Les remparts de Obernai :
Constituent l’un des ensembles fortifiés médiévaux les mieux conservés d’Alsace. Leur histoire est étroitement liée au développement de la ville au Moyen Âge.
Vers 1240, Obernai obtient le statut de ville impériale sous les Hohenstaufen. Ce nouveau statut permet à la cité de construire ses premières fortifications afin de protéger la population, les marchés et les activités commerciales. Une première enceinte en pierre aurait été édifiée autour de 1275-1280.
Après les destructions liées aux conflits régionaux du XIIIe siècle, notamment l’incendie de la ville en 1262, les défenses sont renforcées. Une seconde enceinte concentrique est construite à partir de 1298, créant un système défensif particulièrement impressionnant pour l’époque.

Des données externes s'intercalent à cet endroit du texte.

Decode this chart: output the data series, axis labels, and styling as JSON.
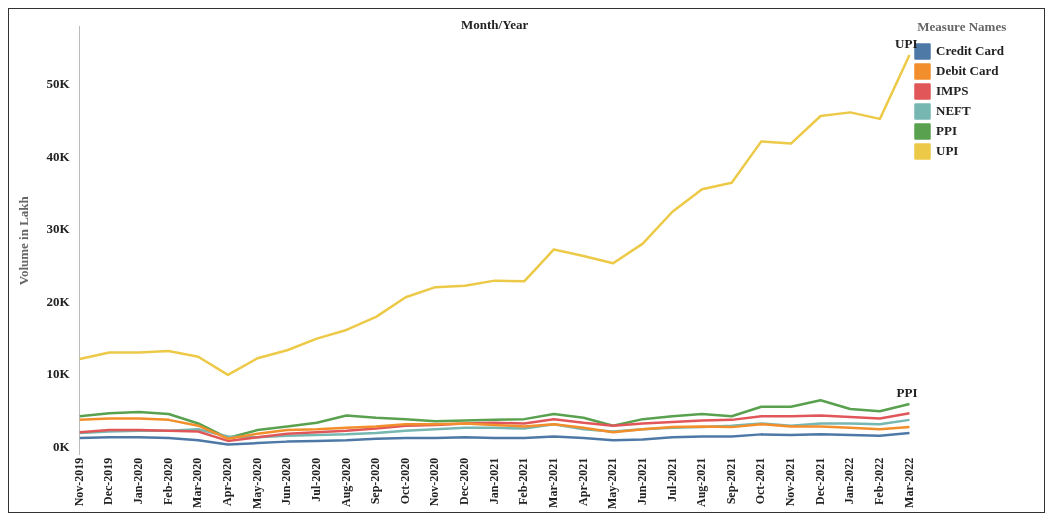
{
  "chart_data": {
    "type": "line",
    "xlabel": "Month/Year",
    "ylabel": "Volume in Lakh",
    "legend_title": "Measure Names",
    "legend": "right",
    "grid": false,
    "marker": "none",
    "line_style": "solid",
    "categories": [
      "Nov-2019",
      "Dec-2019",
      "Jan-2020",
      "Feb-2020",
      "Mar-2020",
      "Apr-2020",
      "May-2020",
      "Jun-2020",
      "Jul-2020",
      "Aug-2020",
      "Sep-2020",
      "Oct-2020",
      "Nov-2020",
      "Dec-2020",
      "Jan-2021",
      "Feb-2021",
      "Mar-2021",
      "Apr-2021",
      "May-2021",
      "Jun-2021",
      "Jul-2021",
      "Aug-2021",
      "Sep-2021",
      "Oct-2021",
      "Nov-2021",
      "Dec-2021",
      "Jan-2022",
      "Feb-2022",
      "Mar-2022"
    ],
    "ylim": [
      -1000,
      58000
    ],
    "yticks": [
      {
        "value": 0,
        "label": "0K"
      },
      {
        "value": 10000,
        "label": "10K"
      },
      {
        "value": 20000,
        "label": "20K"
      },
      {
        "value": 30000,
        "label": "30K"
      },
      {
        "value": 40000,
        "label": "40K"
      },
      {
        "value": 50000,
        "label": "50K"
      }
    ],
    "series": [
      {
        "name": "Credit Card",
        "color": "#4e79a7",
        "values": [
          1300,
          1400,
          1400,
          1300,
          1000,
          400,
          600,
          800,
          900,
          1000,
          1200,
          1300,
          1300,
          1400,
          1300,
          1300,
          1500,
          1300,
          1000,
          1100,
          1400,
          1500,
          1500,
          1800,
          1700,
          1800,
          1700,
          1600,
          2000
        ]
      },
      {
        "name": "Debit Card",
        "color": "#f28e2b",
        "values": [
          3800,
          4000,
          4000,
          3800,
          3000,
          1200,
          1900,
          2400,
          2500,
          2700,
          2900,
          3200,
          3200,
          3300,
          3100,
          2900,
          3200,
          2700,
          2100,
          2500,
          2800,
          2900,
          2800,
          3200,
          2900,
          2900,
          2700,
          2500,
          2800
        ]
      },
      {
        "name": "IMPS",
        "color": "#e15759",
        "values": [
          2100,
          2400,
          2400,
          2300,
          2200,
          900,
          1400,
          1900,
          2100,
          2300,
          2600,
          3000,
          3100,
          3300,
          3400,
          3300,
          3900,
          3400,
          3000,
          3300,
          3500,
          3700,
          3800,
          4300,
          4300,
          4400,
          4200,
          4000,
          4700
        ]
      },
      {
        "name": "NEFT",
        "color": "#76b7b2",
        "values": [
          2000,
          2200,
          2300,
          2300,
          2500,
          1500,
          1400,
          1600,
          1700,
          1800,
          2000,
          2300,
          2500,
          2700,
          2700,
          2600,
          3200,
          2500,
          2200,
          2500,
          2700,
          2800,
          3000,
          3300,
          3000,
          3300,
          3300,
          3200,
          3800
        ]
      },
      {
        "name": "PPI",
        "color": "#59a14f",
        "values": [
          4300,
          4700,
          4900,
          4600,
          3300,
          1300,
          2400,
          2900,
          3400,
          4400,
          4100,
          3900,
          3600,
          3700,
          3800,
          3900,
          4600,
          4100,
          3000,
          3900,
          4300,
          4600,
          4300,
          5600,
          5600,
          6500,
          5300,
          5000,
          6000
        ]
      },
      {
        "name": "UPI",
        "color": "#edc948",
        "values": [
          12200,
          13100,
          13100,
          13300,
          12500,
          10000,
          12300,
          13400,
          15000,
          16200,
          18000,
          20700,
          22100,
          22300,
          23000,
          22900,
          27300,
          26400,
          25400,
          28100,
          32500,
          35600,
          36500,
          42200,
          41900,
          45700,
          46200,
          45300,
          54100
        ]
      }
    ],
    "annotations": [
      {
        "text": "UPI",
        "x": "Mar-2022",
        "y": 54100
      },
      {
        "text": "PPI",
        "x": "Mar-2022",
        "y": 6000
      }
    ]
  }
}
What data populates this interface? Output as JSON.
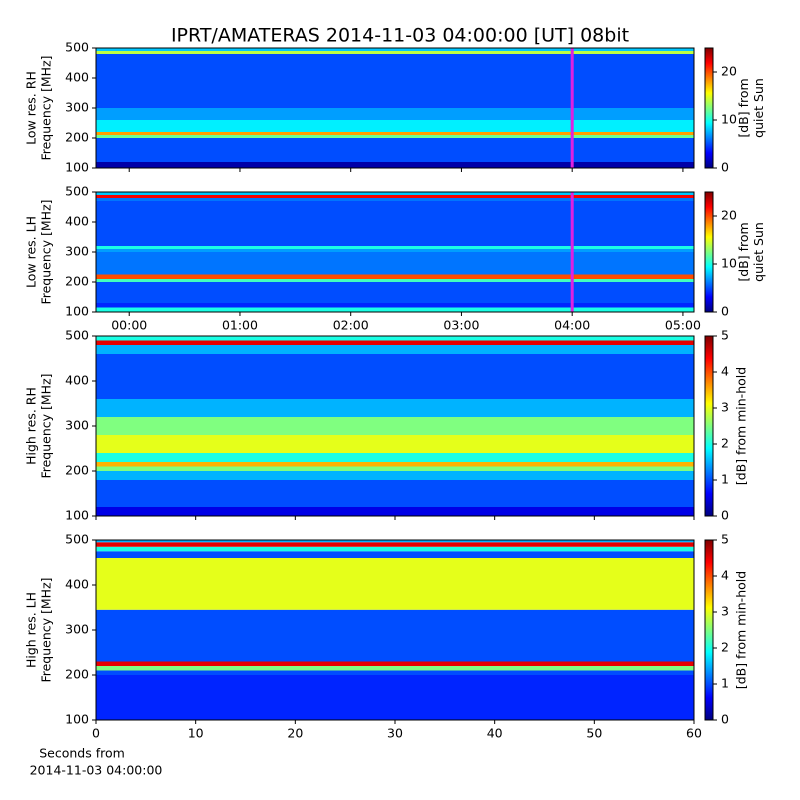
{
  "title": "IPRT/AMATERAS 2014-11-03 04:00:00 [UT]   08bit",
  "chart_data": [
    {
      "type": "heatmap",
      "ylabel": [
        "Low res. RH",
        "Frequency [MHz]"
      ],
      "ylim": [
        100,
        500
      ],
      "yticks": [
        100,
        200,
        300,
        400,
        500
      ],
      "xlim": [
        -0.3,
        5.1
      ],
      "freq_bins": [
        100,
        120,
        200,
        210,
        220,
        260,
        300,
        480,
        490,
        500
      ],
      "levels": [
        1,
        5,
        12,
        18,
        9,
        7,
        5,
        14,
        8
      ],
      "clim": [
        0,
        25
      ],
      "cticks": [
        0,
        10,
        20
      ],
      "clabel": [
        "[dB] from",
        "quiet Sun"
      ],
      "marker_x": 4,
      "marker_color": "#e020e0"
    },
    {
      "type": "heatmap",
      "ylabel": [
        "Low res. LH",
        "Frequency [MHz]"
      ],
      "ylim": [
        100,
        500
      ],
      "yticks": [
        100,
        200,
        300,
        400,
        500
      ],
      "xlim": [
        -0.3,
        5.1
      ],
      "xticks": [
        {
          "value": 0,
          "label": "00:00"
        },
        {
          "value": 1,
          "label": "01:00"
        },
        {
          "value": 2,
          "label": "02:00"
        },
        {
          "value": 3,
          "label": "03:00"
        },
        {
          "value": 4,
          "label": "04:00"
        },
        {
          "value": 5,
          "label": "05:00"
        }
      ],
      "freq_bins": [
        100,
        115,
        130,
        200,
        210,
        225,
        300,
        310,
        320,
        470,
        480,
        490,
        500
      ],
      "levels": [
        10,
        4,
        5,
        11,
        20,
        6,
        7,
        10,
        5,
        6,
        22,
        8
      ],
      "clim": [
        0,
        25
      ],
      "cticks": [
        0,
        10,
        20
      ],
      "clabel": [
        "[dB] from",
        "quiet Sun"
      ],
      "marker_x": 4,
      "marker_color": "#e020e0"
    },
    {
      "type": "heatmap",
      "ylabel": [
        "High res. RH",
        "Frequency [MHz]"
      ],
      "ylim": [
        100,
        500
      ],
      "yticks": [
        100,
        200,
        300,
        400,
        500
      ],
      "xlim": [
        0,
        60
      ],
      "freq_bins": [
        100,
        120,
        180,
        200,
        210,
        220,
        240,
        280,
        320,
        360,
        460,
        480,
        490,
        500
      ],
      "levels": [
        0.5,
        1,
        1.5,
        2.5,
        3.5,
        2,
        3,
        2.5,
        1.5,
        1,
        1.5,
        4.5,
        2
      ],
      "clim": [
        0,
        5
      ],
      "cticks": [
        0,
        1,
        2,
        3,
        4,
        5
      ],
      "clabel": [
        "[dB] from min-hold"
      ]
    },
    {
      "type": "heatmap",
      "ylabel": [
        "High res. LH",
        "Frequency [MHz]"
      ],
      "ylim": [
        100,
        500
      ],
      "yticks": [
        100,
        200,
        300,
        400,
        500
      ],
      "xlim": [
        0,
        60
      ],
      "xticks": [
        0,
        10,
        20,
        30,
        40,
        50,
        60
      ],
      "xlabel": [
        "Seconds from",
        "2014-11-03 04:00:00"
      ],
      "freq_bins": [
        100,
        200,
        210,
        220,
        230,
        320,
        345,
        460,
        475,
        485,
        495,
        500
      ],
      "levels": [
        0.8,
        1,
        2.5,
        4.5,
        1,
        1,
        3,
        1,
        2,
        4.5,
        1.5
      ],
      "clim": [
        0,
        5
      ],
      "cticks": [
        0,
        1,
        2,
        3,
        4,
        5
      ],
      "clabel": [
        "[dB] from min-hold"
      ]
    }
  ]
}
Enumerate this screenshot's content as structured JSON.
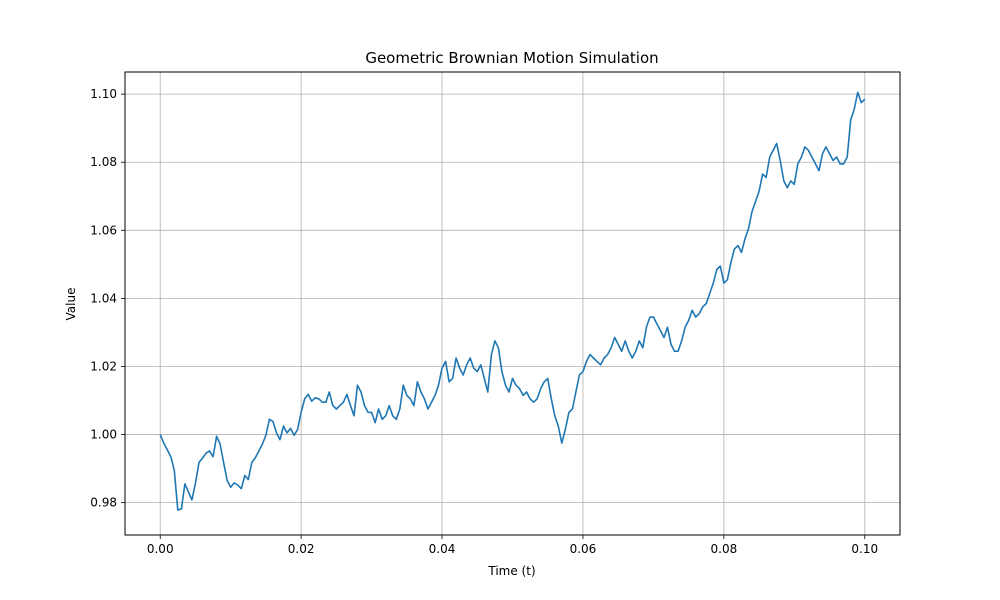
{
  "chart_data": {
    "type": "line",
    "title": "Geometric Brownian Motion Simulation",
    "xlabel": "Time (t)",
    "ylabel": "Value",
    "xlim": [
      -0.005,
      0.105
    ],
    "ylim": [
      0.9705,
      1.1065
    ],
    "xticks": [
      0.0,
      0.02,
      0.04,
      0.06,
      0.08,
      0.1
    ],
    "xtick_labels": [
      "0.00",
      "0.02",
      "0.04",
      "0.06",
      "0.08",
      "0.10"
    ],
    "yticks": [
      0.98,
      1.0,
      1.02,
      1.04,
      1.06,
      1.08,
      1.1
    ],
    "ytick_labels": [
      "0.98",
      "1.00",
      "1.02",
      "1.04",
      "1.06",
      "1.08",
      "1.10"
    ],
    "grid": true,
    "series": [
      {
        "color": "#1f77b4",
        "x": [
          0.0,
          0.0005,
          0.001,
          0.0015,
          0.002,
          0.0025,
          0.003,
          0.0035,
          0.004,
          0.0045,
          0.005,
          0.0055,
          0.006,
          0.0065,
          0.007,
          0.0075,
          0.008,
          0.0085,
          0.009,
          0.0095,
          0.01,
          0.0105,
          0.011,
          0.0115,
          0.012,
          0.0125,
          0.013,
          0.0135,
          0.014,
          0.0145,
          0.015,
          0.0155,
          0.016,
          0.0165,
          0.017,
          0.0175,
          0.018,
          0.0185,
          0.019,
          0.0195,
          0.02,
          0.0205,
          0.021,
          0.0215,
          0.022,
          0.0225,
          0.023,
          0.0235,
          0.024,
          0.0245,
          0.025,
          0.0255,
          0.026,
          0.0265,
          0.027,
          0.0275,
          0.028,
          0.0285,
          0.029,
          0.0295,
          0.03,
          0.0305,
          0.031,
          0.0315,
          0.032,
          0.0325,
          0.033,
          0.0335,
          0.034,
          0.0345,
          0.035,
          0.0355,
          0.036,
          0.0365,
          0.037,
          0.0375,
          0.038,
          0.0385,
          0.039,
          0.0395,
          0.04,
          0.0405,
          0.041,
          0.0415,
          0.042,
          0.0425,
          0.043,
          0.0435,
          0.044,
          0.0445,
          0.045,
          0.0455,
          0.046,
          0.0465,
          0.047,
          0.0475,
          0.048,
          0.0485,
          0.049,
          0.0495,
          0.05,
          0.0505,
          0.051,
          0.0515,
          0.052,
          0.0525,
          0.053,
          0.0535,
          0.054,
          0.0545,
          0.055,
          0.0555,
          0.056,
          0.0565,
          0.057,
          0.0575,
          0.058,
          0.0585,
          0.059,
          0.0595,
          0.06,
          0.0605,
          0.061,
          0.0615,
          0.062,
          0.0625,
          0.063,
          0.0635,
          0.064,
          0.0645,
          0.065,
          0.0655,
          0.066,
          0.0665,
          0.067,
          0.0675,
          0.068,
          0.0685,
          0.069,
          0.0695,
          0.07,
          0.0705,
          0.071,
          0.0715,
          0.072,
          0.0725,
          0.073,
          0.0735,
          0.074,
          0.0745,
          0.075,
          0.0755,
          0.076,
          0.0765,
          0.077,
          0.0775,
          0.078,
          0.0785,
          0.079,
          0.0795,
          0.08,
          0.0805,
          0.081,
          0.0815,
          0.082,
          0.0825,
          0.083,
          0.0835,
          0.084,
          0.0845,
          0.085,
          0.0855,
          0.086,
          0.0865,
          0.087,
          0.0875,
          0.088,
          0.0885,
          0.089,
          0.0895,
          0.09,
          0.0905,
          0.091,
          0.0915,
          0.092,
          0.0925,
          0.093,
          0.0935,
          0.094,
          0.0945,
          0.095,
          0.0955,
          0.096,
          0.0965,
          0.097,
          0.0975,
          0.098,
          0.0985,
          0.099,
          0.0995,
          0.1
        ],
        "y": [
          1.0,
          0.9975,
          0.9955,
          0.9935,
          0.9895,
          0.9778,
          0.9782,
          0.9855,
          0.9832,
          0.9808,
          0.9858,
          0.9918,
          0.9931,
          0.9945,
          0.9952,
          0.9935,
          0.9995,
          0.9972,
          0.9918,
          0.9865,
          0.9845,
          0.9858,
          0.9852,
          0.9841,
          0.988,
          0.9868,
          0.9918,
          0.9932,
          0.9952,
          0.9972,
          0.9998,
          1.0045,
          1.0038,
          1.0005,
          0.9985,
          1.0025,
          1.0005,
          1.0018,
          0.9998,
          1.0015,
          1.0065,
          1.0105,
          1.0118,
          1.0098,
          1.0108,
          1.0105,
          1.0095,
          1.0095,
          1.0125,
          1.0085,
          1.0075,
          1.0085,
          1.0095,
          1.0118,
          1.0085,
          1.0055,
          1.0145,
          1.0125,
          1.0085,
          1.0065,
          1.0065,
          1.0035,
          1.0075,
          1.0045,
          1.0055,
          1.0085,
          1.0055,
          1.0045,
          1.0075,
          1.0145,
          1.0115,
          1.0105,
          1.0085,
          1.0155,
          1.0125,
          1.0105,
          1.0075,
          1.0095,
          1.0115,
          1.0145,
          1.0195,
          1.0215,
          1.0155,
          1.0165,
          1.0225,
          1.0195,
          1.0175,
          1.0205,
          1.0225,
          1.0195,
          1.0185,
          1.0205,
          1.0165,
          1.0125,
          1.0235,
          1.0275,
          1.0255,
          1.0185,
          1.0145,
          1.0125,
          1.0165,
          1.0145,
          1.0135,
          1.0115,
          1.0125,
          1.0105,
          1.0095,
          1.0105,
          1.0135,
          1.0155,
          1.0165,
          1.0105,
          1.0055,
          1.0025,
          0.9975,
          1.0015,
          1.0065,
          1.0075,
          1.0125,
          1.0175,
          1.0185,
          1.0215,
          1.0235,
          1.0225,
          1.0215,
          1.0205,
          1.0225,
          1.0235,
          1.0255,
          1.0285,
          1.0265,
          1.0245,
          1.0275,
          1.0245,
          1.0225,
          1.0245,
          1.0275,
          1.0255,
          1.0315,
          1.0345,
          1.0345,
          1.0325,
          1.0305,
          1.0285,
          1.0315,
          1.0265,
          1.0245,
          1.0245,
          1.0275,
          1.0315,
          1.0335,
          1.0365,
          1.0345,
          1.0355,
          1.0375,
          1.0385,
          1.0415,
          1.0445,
          1.0485,
          1.0495,
          1.0445,
          1.0455,
          1.0505,
          1.0545,
          1.0555,
          1.0535,
          1.0575,
          1.0605,
          1.0655,
          1.0685,
          1.0715,
          1.0765,
          1.0755,
          1.0815,
          1.0835,
          1.0855,
          1.0805,
          1.0745,
          1.0725,
          1.0745,
          1.0735,
          1.0795,
          1.0815,
          1.0845,
          1.0835,
          1.0815,
          1.0795,
          1.0775,
          1.0825,
          1.0845,
          1.0825,
          1.0805,
          1.0815,
          1.0795,
          1.0795,
          1.0815,
          1.0925,
          1.0955,
          1.1005,
          1.0975,
          1.0985
        ]
      }
    ]
  }
}
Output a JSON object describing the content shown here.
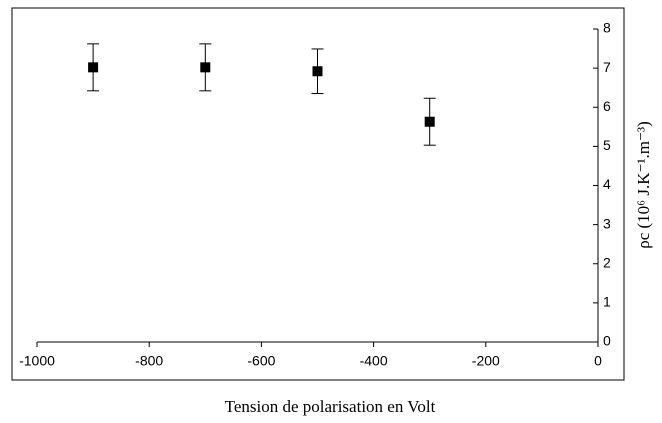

Aux XIVe et XVe siècles, les remparts sont agrandis pour inclure les faubourgs. La ville devient en 1354 membre de la Décapole, l’alliance des dix villes impériales d’Alsace, ce qui renforce encore son importance stratégique et économique.
Les fortifications comprennent alors :
une double enceinte,
des fossés alimentés par l’Ehn,
des tours de défense,
des bastions adaptés à l’artillerie,
et douze portes fortifiées.
Aux XVIe et XVIIe siècles, les remparts sont modernisés pour résister aux progrès de l’artillerie. Malgré cela, les guerres de la Guerre de Trente Ans causent des dégâts importants. Après l’annexion de l’Alsace par la France sous Louis XIV, les fortifications perdent progressivement leur rôle militaire.
À partir du XVIIIe siècle et surtout au XIXe siècle, plusieurs portes sont démolies afin de faciliter la circulation et l’urbanisation. Cependant, une grande partie des murailles et de nombreuses tours subsistent encore aujourd’hui. Les remparts sont classés monument historique depuis 1898.
Actuellement, environ 1,5 km de remparts sont conservés. Ils entourent encore le centre historique d’Obernai et constituent une promenade emblématique offrant une vue sur les maisons médiévales, les vignobles et le Mont Sainte-Odile.